Le génocide des Tutsi du Rwanda reste un impensé et un impensable dans la mémoire collective. Il se raconte de plus en plus dans les livres. Je suis Innocent, de Pierre-François Kettler, se penche à son tour sur cette face sombre de l’histoire de l’humanité. Qu’il aborde par le versant de la jeunesse. Si les adolescents pourront s’identifier à Jean, 7 ans, le roman de l’auteur français, qui a vécu deux ans au Rwanda, s’adresse aussi à chaque lecteur et résonne avec la part d’enfance restée en nous.

Deux bouées

Quand Jean est témoin du massacre de sa famille, qu’il entend à quelques mètres de lui, c’est le premier coup frappé à la porte du malheur. Chaque pas dans l’horreur renforce sa formidable pulsion de vie. Pour éviter d’être noyé par le raz-de-marée qui le submerge, le jeune garçon s’accroche à deux bouées : la phrase « il faut que tu vives », lancée par sa mère avant de le soustraire à la fureur de ses bourreaux hutu, et un cadeau mystérieux offert par son père le jour de son anniversaire.

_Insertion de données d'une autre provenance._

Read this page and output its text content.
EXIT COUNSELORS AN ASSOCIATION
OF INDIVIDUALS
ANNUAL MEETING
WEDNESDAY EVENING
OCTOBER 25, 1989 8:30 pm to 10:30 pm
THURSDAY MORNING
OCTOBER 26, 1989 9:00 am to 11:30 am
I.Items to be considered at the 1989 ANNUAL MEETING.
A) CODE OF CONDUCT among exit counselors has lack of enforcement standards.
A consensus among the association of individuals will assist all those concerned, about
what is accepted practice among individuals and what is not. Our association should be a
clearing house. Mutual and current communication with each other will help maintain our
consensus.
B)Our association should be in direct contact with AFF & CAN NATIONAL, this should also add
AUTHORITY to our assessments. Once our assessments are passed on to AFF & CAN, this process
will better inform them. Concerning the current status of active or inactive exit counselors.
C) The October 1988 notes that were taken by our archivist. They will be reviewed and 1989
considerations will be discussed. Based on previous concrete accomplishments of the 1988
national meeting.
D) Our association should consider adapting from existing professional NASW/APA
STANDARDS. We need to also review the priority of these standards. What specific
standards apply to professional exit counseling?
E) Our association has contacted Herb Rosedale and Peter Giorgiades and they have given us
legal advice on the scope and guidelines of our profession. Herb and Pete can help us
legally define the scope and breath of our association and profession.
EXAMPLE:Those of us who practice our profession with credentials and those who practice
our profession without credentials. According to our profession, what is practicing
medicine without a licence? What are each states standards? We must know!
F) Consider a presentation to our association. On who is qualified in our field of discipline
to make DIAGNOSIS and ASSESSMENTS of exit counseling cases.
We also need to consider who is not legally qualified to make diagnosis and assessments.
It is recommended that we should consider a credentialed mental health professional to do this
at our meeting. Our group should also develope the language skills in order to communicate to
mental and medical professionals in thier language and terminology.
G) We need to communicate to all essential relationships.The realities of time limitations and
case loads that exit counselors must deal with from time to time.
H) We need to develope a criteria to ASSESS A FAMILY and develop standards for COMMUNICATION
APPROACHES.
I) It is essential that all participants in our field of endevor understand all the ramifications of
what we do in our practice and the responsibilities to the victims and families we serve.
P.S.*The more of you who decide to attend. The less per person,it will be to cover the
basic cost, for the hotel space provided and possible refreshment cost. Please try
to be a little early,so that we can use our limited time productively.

Il s’échappe du réel grâce à son imagination qui, par exemple, transforme le rouge du sang en sirop de maracujas, les fruits de la passion. Et grâce à ses voyages oniriques dans le Rwanda éternel, où il dialogue avec son frère Aristophane. Il vit en apnée dans des marais. Au sens propre car c’est là qu’il se réfugie, et au sens métaphorique puisque cette figure représente aussi l’atrocité dans laquelle il baigne.